I am also well aware that the Vancouver area is far more cosmopolitan than any city of its size has any right to be, thanks to the accident of being the major Canadian port on the Pacific. And, like many people around the Vancouver area, I am convinced that I live in one of the few decent climates in Canada, and not-so-secretly pity those who live elsewhere in the country (although I smugly think it would be rude to insist on the advantages of my home region too strongly – rather like posting about health care to American friends).

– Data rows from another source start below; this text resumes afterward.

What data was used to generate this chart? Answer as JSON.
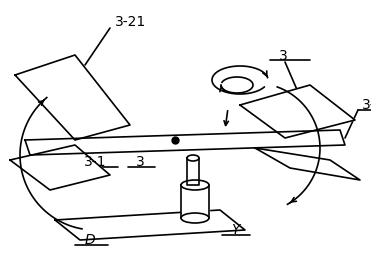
{
  "bg_color": "#ffffff",
  "line_color": "#000000",
  "figsize": [
    3.71,
    2.54
  ],
  "dpi": 100,
  "lw": 1.2
}
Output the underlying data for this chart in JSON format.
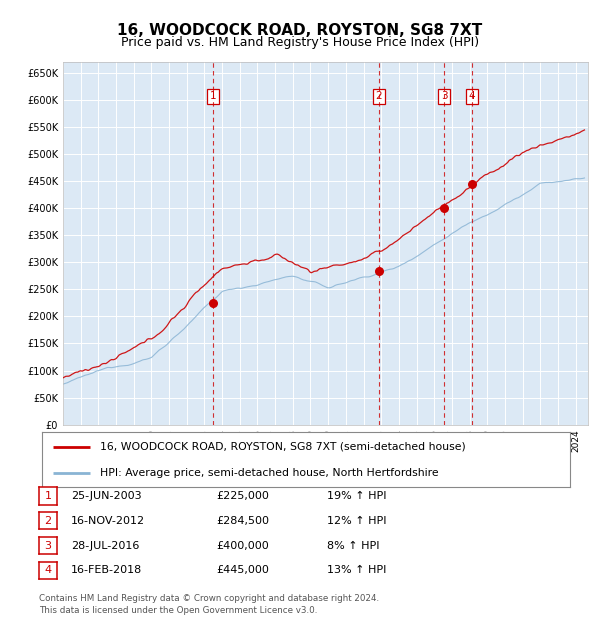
{
  "title": "16, WOODCOCK ROAD, ROYSTON, SG8 7XT",
  "subtitle": "Price paid vs. HM Land Registry's House Price Index (HPI)",
  "property_label": "16, WOODCOCK ROAD, ROYSTON, SG8 7XT (semi-detached house)",
  "hpi_label": "HPI: Average price, semi-detached house, North Hertfordshire",
  "footnote": "Contains HM Land Registry data © Crown copyright and database right 2024.\nThis data is licensed under the Open Government Licence v3.0.",
  "sale_events": [
    {
      "id": 1,
      "date": "25-JUN-2003",
      "price": 225000,
      "pct": "19%",
      "dir": "↑"
    },
    {
      "id": 2,
      "date": "16-NOV-2012",
      "price": 284500,
      "pct": "12%",
      "dir": "↑"
    },
    {
      "id": 3,
      "date": "28-JUL-2016",
      "price": 400000,
      "pct": "8%",
      "dir": "↑"
    },
    {
      "id": 4,
      "date": "16-FEB-2018",
      "price": 445000,
      "pct": "13%",
      "dir": "↑"
    }
  ],
  "sale_dates_decimal": [
    2003.48,
    2012.88,
    2016.57,
    2018.12
  ],
  "sale_prices": [
    225000,
    284500,
    400000,
    445000
  ],
  "vline_dates": [
    2003.48,
    2012.88,
    2016.57,
    2018.12
  ],
  "ylim_min": 0,
  "ylim_max": 670000,
  "ytick_step": 50000,
  "background_color": "#dce9f5",
  "red_color": "#cc0000",
  "blue_color": "#8ab4d4",
  "grid_color": "#ffffff",
  "title_fontsize": 11,
  "subtitle_fontsize": 9
}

However, as rooted as I am, I know that other people feel just as strongly about the places where they live as I do. I remember once when I was visiting San Francisco, and my comment about the barrenness of desert provoked a prose poem on the beauties of the flowers that bloom briefly in Arizona after rain, and an exclamation that was close to disgust about how excessive the rain forest could be. From such experiences, I long ago figured that, had I been born elsewhere, I would probably have had just as strong attachment to the sights and smells of that region.

Ever since then, when I travel, I have tried to get a sense of a new place by walking around areas not frequented by tourists, trying to get a feel for the place by imagining what my life might be like if I lived there. I have even found a few places, such as Berkeley ,where I imagine – rightly or wrongly – that I could fit in without much difficulty (although I have also found some places, such as New York, where more than a weeks’ stay would drive me mad for the lack of greenery and wilderness).

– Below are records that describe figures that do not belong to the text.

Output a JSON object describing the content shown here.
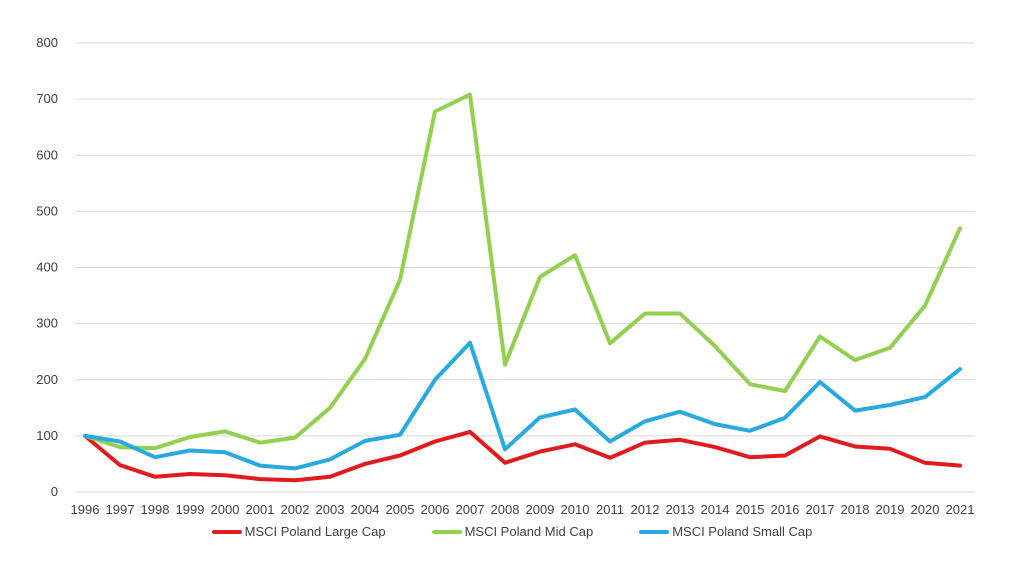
{
  "chart_data": {
    "type": "line",
    "title": "",
    "xlabel": "",
    "ylabel": "",
    "x": [
      1996,
      1997,
      1998,
      1999,
      2000,
      2001,
      2002,
      2003,
      2004,
      2005,
      2006,
      2007,
      2008,
      2009,
      2010,
      2011,
      2012,
      2013,
      2014,
      2015,
      2016,
      2017,
      2018,
      2019,
      2020,
      2021
    ],
    "series": [
      {
        "name": "MSCI Poland Large Cap",
        "color": "#e01b1e",
        "values": [
          100,
          48,
          27,
          32,
          30,
          23,
          21,
          27,
          50,
          65,
          90,
          107,
          52,
          72,
          85,
          61,
          88,
          93,
          80,
          62,
          65,
          99,
          81,
          77,
          52,
          47
        ]
      },
      {
        "name": "MSCI Poland Mid Cap",
        "color": "#92d050",
        "values": [
          100,
          80,
          78,
          98,
          108,
          88,
          97,
          150,
          237,
          378,
          678,
          708,
          227,
          383,
          422,
          265,
          318,
          318,
          260,
          192,
          180,
          277,
          235,
          257,
          332,
          470
        ]
      },
      {
        "name": "MSCI Poland Small Cap",
        "color": "#27a9e1",
        "values": [
          100,
          90,
          62,
          74,
          71,
          47,
          42,
          58,
          91,
          102,
          200,
          266,
          76,
          133,
          147,
          90,
          126,
          143,
          121,
          109,
          132,
          196,
          145,
          155,
          169,
          219
        ]
      }
    ],
    "ylim": [
      0,
      800
    ],
    "ytick_step": 100,
    "yticks": [
      0,
      100,
      200,
      300,
      400,
      500,
      600,
      700,
      800
    ],
    "grid": true,
    "legend_position": "bottom",
    "axis_text_color": "#3f3f3f",
    "gridline_color": "#d9d9d9",
    "line_width": 4
  }
}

I make no claim to be well-traveled. Still, to me, “the best place on earth” sounds narrowly chauvinistic – the crass boasting of someone without enough experience of any other place to realize how vainglorious and ultimately empty the slogan is.

It’s one thing to use a slogan like Alberta’s “Wild Rose Country” which plays on an official emblem, or Quebec’s “Je me souviens,” which reflects the history of the place. Both these slogans are too officially nationalistic for me to be entirely comfortable with them, but at least they evoke a sense of place that doesn’t denigrate other people’s feelings for their homelands. Possibly, the Quebec slogan implies a resistance to Anglophone cultural domination, which is the usual way that it is interpreted – but, given the province’s history, who can blame it for any such implication?

Anyway, an assertion of identity in the face of resistance is very different from uncalled-for boasting. It seems to me that the only response a polite person from outside of British Columbia can make to the slogan “The Best Place on Earth” is “Did I ask?” And no doubt with a few beers, the response will be,”Says who?”

Of course, B.C. has a history of poor slogans. The official motto, which translates from Latin as “Splendour without diminishment” has always seemed the bravado of a resort-extracting capitalist to me. Even worse is “Super, natural,” which was used for years in tourism promotion, as though the goal was to corner the market on travelling neo-pagans.

But with “the best place on earth,” the powers that be have hit a new low. We can only pause to shudder, and, realizing that this is another vague whim of government that we can do little to counter, can hope that this, too, will someday pass.